However, 15 years on from the end of the war people have long begun demanding more from their government. Jenneh, too young to remember much of the fighting, was sitting in the sun because she did not have a job and had not been in education since high school.
The same month, on a grassy field opposite President Sirleaf’s house in the more affluent Sinkor area of Monrovia, hundreds of women dressed in white danced to music blasting from massive speakers. The musicians sang “we want peace in Liberia, peace in Monrovia”, the song Ivorian reggae star Alpha Blondy wrote about their country during the war in 1992.
Many of these women launched a mass peace movement in 2003 that helped finally end war. They organised sex strikes, until their men put down their arms. They forced a meeting with President Charles Taylor, getting him to agree to go to Ghana for peace talks. Once there, they surrounded the room threatening to take off their clothes until some sort of peace deal was reached.
It was these women who then rallied the country to vote for Ellen Johnson Sirleaf in 2005.
“We don’t want no problem again,” said 73-year-old Kula Freeman, who remembers the war in all its graphic detail. “We don’t want no wahala,” her friend, 65-year-old Kwa Sheriff said, chipping in over her shoulder. Wahala is the Liberian word used to describe anything from an argument in the street to a full out war. They are both happy for the peace President Sirleaf brought to the country.
Behind them, activist Leymah Gbowee, who won the Nobel Peace Prize alongside President Sirleaf in 2011, began rallying the ladies together. She was one of the key figures who led the peace movement at the end of the war.
Ms Gbowee said Mrs Sirleaf will always be remembered for becoming the continent’s first elected female president. But for Ms Gbowee, that is all she has achieved.
“In terms of delivering a women’s agenda we really didn’t see that,” she said.
President Sirleaf is not a warm, cosy character and she certainly didn’t focus on women during her 12 years in power. However, the Harvard-trained economist did erase nearly $5bn (£3.2bn) in debilitating foreign debt after three years of being in office, paving the way for foreign investment and boosting the annual government budget from $80m to $516m by 2011.

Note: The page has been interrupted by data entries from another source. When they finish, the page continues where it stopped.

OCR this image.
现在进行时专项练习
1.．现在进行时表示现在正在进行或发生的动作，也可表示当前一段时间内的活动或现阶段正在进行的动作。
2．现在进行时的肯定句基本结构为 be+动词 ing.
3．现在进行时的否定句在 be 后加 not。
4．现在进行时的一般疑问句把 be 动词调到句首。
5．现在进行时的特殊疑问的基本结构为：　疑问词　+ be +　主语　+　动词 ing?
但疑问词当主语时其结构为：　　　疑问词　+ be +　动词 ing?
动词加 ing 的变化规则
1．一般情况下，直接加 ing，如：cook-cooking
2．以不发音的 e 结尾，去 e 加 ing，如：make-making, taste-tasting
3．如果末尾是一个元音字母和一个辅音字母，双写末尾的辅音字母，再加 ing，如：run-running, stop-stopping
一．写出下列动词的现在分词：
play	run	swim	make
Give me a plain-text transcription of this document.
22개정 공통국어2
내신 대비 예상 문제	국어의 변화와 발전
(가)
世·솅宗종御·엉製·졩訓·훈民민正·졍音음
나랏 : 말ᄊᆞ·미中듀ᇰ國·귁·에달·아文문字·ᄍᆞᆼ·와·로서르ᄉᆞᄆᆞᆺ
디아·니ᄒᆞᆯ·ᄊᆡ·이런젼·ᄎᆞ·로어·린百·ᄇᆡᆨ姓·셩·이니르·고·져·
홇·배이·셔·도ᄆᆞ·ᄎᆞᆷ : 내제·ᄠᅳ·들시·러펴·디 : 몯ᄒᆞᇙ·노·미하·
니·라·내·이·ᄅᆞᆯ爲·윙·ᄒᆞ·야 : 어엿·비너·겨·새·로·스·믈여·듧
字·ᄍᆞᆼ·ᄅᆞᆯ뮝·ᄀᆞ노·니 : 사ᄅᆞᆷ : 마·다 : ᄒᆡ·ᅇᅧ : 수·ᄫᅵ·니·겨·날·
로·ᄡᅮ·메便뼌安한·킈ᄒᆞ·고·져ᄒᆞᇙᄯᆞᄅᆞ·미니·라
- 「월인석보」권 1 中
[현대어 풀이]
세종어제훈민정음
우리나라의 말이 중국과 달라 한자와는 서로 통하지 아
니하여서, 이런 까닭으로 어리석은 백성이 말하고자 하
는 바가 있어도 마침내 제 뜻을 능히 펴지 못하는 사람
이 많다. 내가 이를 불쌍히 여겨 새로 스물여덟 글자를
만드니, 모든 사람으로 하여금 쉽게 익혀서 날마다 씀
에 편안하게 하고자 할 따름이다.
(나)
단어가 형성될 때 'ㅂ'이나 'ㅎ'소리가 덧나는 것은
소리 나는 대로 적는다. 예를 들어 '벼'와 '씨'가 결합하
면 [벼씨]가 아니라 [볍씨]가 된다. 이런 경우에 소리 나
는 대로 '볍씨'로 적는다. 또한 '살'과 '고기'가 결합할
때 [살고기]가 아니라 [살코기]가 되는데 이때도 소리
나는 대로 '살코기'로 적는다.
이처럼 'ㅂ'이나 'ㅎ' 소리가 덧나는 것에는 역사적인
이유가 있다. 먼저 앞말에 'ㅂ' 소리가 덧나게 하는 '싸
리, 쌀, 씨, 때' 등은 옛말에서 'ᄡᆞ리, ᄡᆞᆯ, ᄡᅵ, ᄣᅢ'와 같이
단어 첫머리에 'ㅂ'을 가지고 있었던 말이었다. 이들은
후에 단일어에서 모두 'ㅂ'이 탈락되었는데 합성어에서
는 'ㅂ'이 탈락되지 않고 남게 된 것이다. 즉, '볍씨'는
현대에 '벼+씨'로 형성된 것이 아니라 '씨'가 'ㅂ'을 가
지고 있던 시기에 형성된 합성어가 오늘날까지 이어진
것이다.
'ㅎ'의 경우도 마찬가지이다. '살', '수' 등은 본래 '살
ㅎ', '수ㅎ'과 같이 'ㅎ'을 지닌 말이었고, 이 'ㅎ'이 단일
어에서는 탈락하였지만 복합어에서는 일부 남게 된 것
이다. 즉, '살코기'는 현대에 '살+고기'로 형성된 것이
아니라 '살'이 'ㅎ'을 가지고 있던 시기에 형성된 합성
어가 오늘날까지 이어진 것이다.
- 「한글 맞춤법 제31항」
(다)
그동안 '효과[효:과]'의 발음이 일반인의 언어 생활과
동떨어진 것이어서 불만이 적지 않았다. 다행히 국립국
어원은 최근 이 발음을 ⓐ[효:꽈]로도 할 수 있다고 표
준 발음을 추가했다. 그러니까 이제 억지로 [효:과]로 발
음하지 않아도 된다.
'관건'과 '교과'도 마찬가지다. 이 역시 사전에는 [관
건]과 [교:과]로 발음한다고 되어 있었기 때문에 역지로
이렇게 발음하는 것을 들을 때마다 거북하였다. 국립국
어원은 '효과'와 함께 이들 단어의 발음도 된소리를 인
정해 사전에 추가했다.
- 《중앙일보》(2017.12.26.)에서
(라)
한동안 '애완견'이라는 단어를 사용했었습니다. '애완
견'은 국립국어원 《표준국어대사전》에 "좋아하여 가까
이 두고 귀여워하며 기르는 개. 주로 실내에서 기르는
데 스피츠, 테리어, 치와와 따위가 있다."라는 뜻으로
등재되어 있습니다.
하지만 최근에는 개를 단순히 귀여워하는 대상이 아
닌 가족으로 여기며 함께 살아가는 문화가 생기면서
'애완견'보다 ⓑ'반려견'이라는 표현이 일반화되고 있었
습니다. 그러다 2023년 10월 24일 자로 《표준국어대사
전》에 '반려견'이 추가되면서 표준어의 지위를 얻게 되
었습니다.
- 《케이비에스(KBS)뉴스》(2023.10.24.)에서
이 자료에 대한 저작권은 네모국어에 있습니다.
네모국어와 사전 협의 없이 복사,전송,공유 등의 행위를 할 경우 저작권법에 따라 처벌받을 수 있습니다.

But Ms Gbowee expected more for women.
“She’s said she’s not a feminist, that feminism is extremism,” she exclaimed. “I say, well, if it is I’m a proud extremist.”
Under President Sirleaf’s tenure a new, tougher rape law came into force but was then amended, reducing the tough sentences and making it a bailable offence.
During her final week in office, President Sirleaf signed an executive order on domestic violence, protecting women, men and children against “physical, sexual, economical, emotional and psychological abuses”.
She is however disappointed that a key part of her proposal, the abolition of female genital mutilation (FGM) against young girls under the age of 18, was removed.
“It undermines the very essence of the law and leaves it incomplete”, Mrs Sirleaf’s spokesman said of the amendment by the Senate and House of Representatives.
Many thought a female president would pave the way for more women in politics. Yet, not unlike the Thatcher era in the UK, Mrs Sirleaf’s departure also marks the departure of women in power. Of 19 presidential candidates there was only one woman, 40-year-old Macdella Cooper, a former girlfriend of incoming President George Weah.
“She didn’t have enough women in the house of parliament to help push bills to support women initiatives,” said Cooper.
“Economically she didn’t have enough women to approve budgets or at least create and craft budgets that will support women. So, she had her limitations.”
Despite sharing the title of Nobel Laureate, Mrs Sirleaf and Ms Gbowee haven’t spoken since Ms Gbowee said she “criticised her government for corruption and nepotism”.
Mrs Sirleaf has long come under fire for appointing three of her sons to top government posts, something she has always defended. Up to 20 members of her family have had government positions at some point. As for the charge of corruption, in 2006 Sirleaf declared corruption “public enemy number one” only to be hit with a flurry of scandals.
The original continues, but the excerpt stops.